Gefühl & Härte


München, „"Macht der Nacht"

Gefühl & Härte“ heißt die Wanderausstellung „zur Geschichte der deutschen Rockmusik“, mit der das Goethe-Institut den Rest der Welt davon in Kenntnis setzen will, daß es auch hierzulande und nicht erst seit gestern Musikformen gibt, die ohne Partituren und Dirigenten funktionieren. Bevor das Unternehmen auf die Reise ging, wurde es in München den Medien präsentiert -— anschließend führten die Ärzte, die Rainbirds und Nina Hagen vor, wohin es die „deutsche Rockmusik“ in ihrer 30jährigen „Geschichte“ gebracht hat.

Immerhin soweit, daß man heute auf der Bühne all das singen und sagen darf, wovor mich meine Eltern vor 15 Jahren immer gewarnt haben. Die drei Ärzte mußten ihr 150-Minuten-Programm fürs Goethe-Spektakel zwar um eine Dreiviertelstunde kürzen, festigten aber auch mit der Kurz-Version ihren Ruf als die deutsche Teenie-Band schlechthin. Wo ihre Fans verklemmt sind, werden sie deutlich: Bela, Farin und Hagen klopfen genau die Sprüche, die sich viele 16jährige nicht mal zu denken trauen. Und für die Volldampf-Musik dazu brauchten andere Bands mindestens zwei Musiker mehr. Das Zelt tobte, und besonders die Jungs im Publikum signalisierten immer wieder grinsend und nickend vollinhaltliche Zustimmung. Auch die Rainbirds mußten ihren Auftritt auf zwei Drittel der üblichen Live-Show raffen, was ihr Konzert insgesamt straighter/rockiger wirken ließ, ohne daß deshalb auf die leisen Töne verzichtet worden wäre. Ansonsten waren im Vergleich zur Frühjahrs-Tournee keine umwälzenden Neuerungen zu verzeichnen, außer daß es den Vieren hörbar gut getan hat, daß sie zwischendurch mal wieder ein paar Tage Urlaub machen konnten.

Auch wenn sich die allgegenwärtige Nina Hagen als Höhepunkt des Abends fühlte – — nach den Rainbirds hatte sie nichts zu lachen.

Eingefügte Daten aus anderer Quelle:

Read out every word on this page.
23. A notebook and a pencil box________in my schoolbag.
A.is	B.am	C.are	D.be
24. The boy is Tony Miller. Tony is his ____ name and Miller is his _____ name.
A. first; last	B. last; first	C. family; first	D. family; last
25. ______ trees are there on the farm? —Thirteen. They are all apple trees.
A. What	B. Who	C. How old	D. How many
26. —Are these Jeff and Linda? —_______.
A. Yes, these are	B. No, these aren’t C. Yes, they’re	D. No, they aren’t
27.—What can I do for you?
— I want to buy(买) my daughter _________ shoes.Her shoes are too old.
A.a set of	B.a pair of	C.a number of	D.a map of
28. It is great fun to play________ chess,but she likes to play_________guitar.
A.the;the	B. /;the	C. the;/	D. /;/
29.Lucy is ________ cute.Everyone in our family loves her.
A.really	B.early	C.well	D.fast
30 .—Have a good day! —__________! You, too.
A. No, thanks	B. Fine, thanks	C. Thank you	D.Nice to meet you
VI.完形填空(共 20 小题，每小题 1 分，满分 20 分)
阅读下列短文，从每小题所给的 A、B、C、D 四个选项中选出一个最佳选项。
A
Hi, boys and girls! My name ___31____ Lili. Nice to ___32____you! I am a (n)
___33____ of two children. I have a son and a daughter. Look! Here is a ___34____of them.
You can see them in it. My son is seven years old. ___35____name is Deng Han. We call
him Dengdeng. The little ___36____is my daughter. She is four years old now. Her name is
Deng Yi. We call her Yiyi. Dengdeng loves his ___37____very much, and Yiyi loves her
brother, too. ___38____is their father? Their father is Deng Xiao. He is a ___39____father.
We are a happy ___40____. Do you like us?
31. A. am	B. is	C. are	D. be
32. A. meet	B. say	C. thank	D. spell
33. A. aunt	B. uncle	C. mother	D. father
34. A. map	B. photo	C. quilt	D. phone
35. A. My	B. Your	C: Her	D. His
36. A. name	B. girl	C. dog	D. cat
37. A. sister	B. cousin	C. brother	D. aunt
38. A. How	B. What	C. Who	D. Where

Zumal sie statt mit ihrer Band nur mit hüpfenden Negern zu Halb-Playback auftrat und sich nach zweieinhalb Nummern schon wieder verabschiedete, was enttäuschte Anhänger zu lautstarken „Geldzurück!“-Forderungen animierte.

Dabei war sie ausnahmsweise gar nicht selber schuld, sondern hatte -— wie die gesamte Veranstaltung -— unter den schlichtweg lächerlichen Auflagen der Stadt München zu leiden, die sich einmal mehr als Spielverderber erster Güte präsentierte: Mit Rücksicht auf ein angrenzendes Kasernengelände durfte im „Macht der Nacht“-Zelt erst ab 17 Uhr geprobt werden (Angst vor akustischer Wehrkraftzersetzung?), außerdem war Live-Musik nach Mitternacht nicht mehr gestattet, so daß Nina Hagen, selbst wenn sie „richtig“ gespielt hätte, vermutlich mittendrin plötzlich der Saft abgedreht worden wäre.

Gesetzt den Fall, der Rest Deutschlands wäre genauso popfeindlich drauf wie München, die Weltstadt mit Schmerz, hätte es die „Gefühl + Härte“-Ausstellung nie gegeben.

Weil es gar keine deutsche Rockmusik gegeben hätte.